Напоминание? Предупреждение?

Так или иначе – лишь бы не стояло на пути у мальчишки мертвое черное дерево».

Так виделся мне фильм на его премьере.


Пересматривая «Иваново детство» сегодня, восхищаясь и волнуясь еще больше, читаешь заявку и на будущие фильмы Андрея Тарковского, некий свернутый их сюжет, не говоря уж о том, каким волнующим и многозначительным выглядит в контексте финала последней картины, «Жертвоприношения», это зловещее черное дерево «Иванова детства».

Древо смерти и возрождающееся, оживающее дерево надежды и веры – таковы оказались волею судеб вехи, отграничивающие экранное пространство фильмов Андрея Тарковского, начало и конец.

Но об этом после. Пока же заметим, что именно в «Ивановом детстве» зародились многие важные мотивы, темы, образы, которые дальше получат развитие в творчестве Тарковского. Здесь же определилось противостояние или равноденствие двух сил, двух субстанций: человек и история, человек и его время.



Формула, всеохватывающая искусство, конкретизируется у Тарковского в резкости сопоставления и едва ли не декларативном равновесии всеобщего и глубоко индивидуального, вселенского и сокровенно-заветного в одной-единственной человеческой душе. События космического масштаба – и одна скромнейшая судьба. Эпоха с ее неотвратимым ходом истории – и духовный путь личности, извилистый, в метаниях, срывах и подъемах. Мир и человек равнозначимы, взаимопроникаемы. От маленького воина Ивана нить потянется к тем героям, которые на свои плечи взгромоздят груз ответственности за всю планету и собственным подвигом, жертвоприношением самого дорогого возмечтают спасти человечество.

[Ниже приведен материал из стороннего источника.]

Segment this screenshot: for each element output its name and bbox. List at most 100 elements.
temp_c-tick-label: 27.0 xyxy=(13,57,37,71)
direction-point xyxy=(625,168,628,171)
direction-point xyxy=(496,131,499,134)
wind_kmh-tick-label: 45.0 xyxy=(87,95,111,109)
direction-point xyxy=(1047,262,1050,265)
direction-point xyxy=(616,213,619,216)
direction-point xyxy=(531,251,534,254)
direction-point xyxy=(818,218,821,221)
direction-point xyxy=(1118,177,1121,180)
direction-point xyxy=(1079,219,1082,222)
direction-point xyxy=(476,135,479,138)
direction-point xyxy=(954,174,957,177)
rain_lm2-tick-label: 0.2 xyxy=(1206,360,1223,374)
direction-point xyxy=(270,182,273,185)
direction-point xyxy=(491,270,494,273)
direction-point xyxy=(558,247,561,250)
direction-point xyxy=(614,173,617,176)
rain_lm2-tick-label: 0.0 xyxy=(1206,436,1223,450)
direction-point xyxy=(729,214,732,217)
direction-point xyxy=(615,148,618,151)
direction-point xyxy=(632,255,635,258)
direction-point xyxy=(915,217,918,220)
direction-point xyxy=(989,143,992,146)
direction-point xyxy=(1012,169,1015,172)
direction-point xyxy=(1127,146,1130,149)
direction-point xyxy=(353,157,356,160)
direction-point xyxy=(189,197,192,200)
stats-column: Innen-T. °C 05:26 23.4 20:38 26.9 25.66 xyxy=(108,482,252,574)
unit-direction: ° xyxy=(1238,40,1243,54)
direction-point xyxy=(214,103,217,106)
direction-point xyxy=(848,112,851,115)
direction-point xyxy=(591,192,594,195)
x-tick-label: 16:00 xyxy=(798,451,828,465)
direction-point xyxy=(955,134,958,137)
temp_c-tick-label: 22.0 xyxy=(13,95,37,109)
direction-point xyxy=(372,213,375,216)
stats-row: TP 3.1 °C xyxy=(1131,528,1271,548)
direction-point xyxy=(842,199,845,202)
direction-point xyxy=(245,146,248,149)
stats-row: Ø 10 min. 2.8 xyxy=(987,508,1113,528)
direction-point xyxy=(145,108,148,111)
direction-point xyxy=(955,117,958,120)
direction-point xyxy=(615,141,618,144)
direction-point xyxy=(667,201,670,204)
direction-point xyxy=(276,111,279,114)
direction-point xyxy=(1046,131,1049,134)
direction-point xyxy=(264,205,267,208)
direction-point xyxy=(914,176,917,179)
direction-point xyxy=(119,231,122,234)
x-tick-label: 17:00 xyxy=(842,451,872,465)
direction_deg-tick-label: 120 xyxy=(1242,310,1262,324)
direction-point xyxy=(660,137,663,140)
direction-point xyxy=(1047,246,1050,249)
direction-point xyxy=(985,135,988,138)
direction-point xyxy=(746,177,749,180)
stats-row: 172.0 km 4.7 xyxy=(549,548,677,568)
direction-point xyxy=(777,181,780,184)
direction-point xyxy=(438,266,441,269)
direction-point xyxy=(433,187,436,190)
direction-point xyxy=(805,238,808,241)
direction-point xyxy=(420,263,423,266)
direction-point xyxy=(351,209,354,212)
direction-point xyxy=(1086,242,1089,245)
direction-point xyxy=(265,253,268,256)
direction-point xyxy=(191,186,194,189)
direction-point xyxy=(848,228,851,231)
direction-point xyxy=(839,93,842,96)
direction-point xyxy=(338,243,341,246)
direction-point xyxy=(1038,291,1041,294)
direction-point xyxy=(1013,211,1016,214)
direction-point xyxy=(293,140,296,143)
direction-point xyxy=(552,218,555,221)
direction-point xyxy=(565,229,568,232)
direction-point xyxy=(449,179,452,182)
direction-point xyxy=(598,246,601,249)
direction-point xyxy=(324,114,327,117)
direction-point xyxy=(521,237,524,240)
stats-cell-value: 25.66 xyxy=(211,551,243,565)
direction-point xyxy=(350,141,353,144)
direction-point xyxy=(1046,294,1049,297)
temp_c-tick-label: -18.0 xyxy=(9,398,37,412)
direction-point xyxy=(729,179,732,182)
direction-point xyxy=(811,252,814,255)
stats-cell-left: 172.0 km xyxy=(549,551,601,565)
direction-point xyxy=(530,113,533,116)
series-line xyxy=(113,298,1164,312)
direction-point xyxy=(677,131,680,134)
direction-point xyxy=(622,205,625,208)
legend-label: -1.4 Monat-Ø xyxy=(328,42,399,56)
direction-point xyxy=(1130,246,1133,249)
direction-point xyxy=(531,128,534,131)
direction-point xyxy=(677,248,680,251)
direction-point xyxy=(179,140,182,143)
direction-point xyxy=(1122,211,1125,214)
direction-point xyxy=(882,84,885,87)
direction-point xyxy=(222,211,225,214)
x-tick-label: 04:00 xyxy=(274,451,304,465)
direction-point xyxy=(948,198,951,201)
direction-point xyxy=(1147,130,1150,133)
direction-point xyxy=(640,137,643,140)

Резкость контрастов, предельное обострение конфликта поражали в «Ивановом детстве». Ребенок – ревнитель войны, олицетворение ее беспощадного закона. Война – не только среда, обстановка, условие, война – сама эта искаженная душа. Трактовка поражала неожиданностью и после великого цикла картин о войне, созданных в конце 50-х и на рубеже нового десятилетия: там «Летят журавли», «Баллада о солдате», «Судьба человека», «Капо», «Хиросима, любовь моя» и другие шедевры мирового кино, казалось бы, до конца исчерпавшие тему губительного действия войны на человека. Шок, вызванный «Ивановым детством» на Западе, отлично передает блистательная статья Жан-Поля Сартра, публикуемая в этой книге. Не случайно поэтому демонстрация картины на XXIII Венецианском фестивале, где «Иванову детству» был присужден «Золотой лев» св. Марка, вызвала оживленную дискуссию в итальянской прессе: в газете «Унита» высказались по поводу фильма кроме Сартра и другие видные писатели, журналисты, политические деятели.

1Это ходовое мнение высказывали и некоторые молодые художники.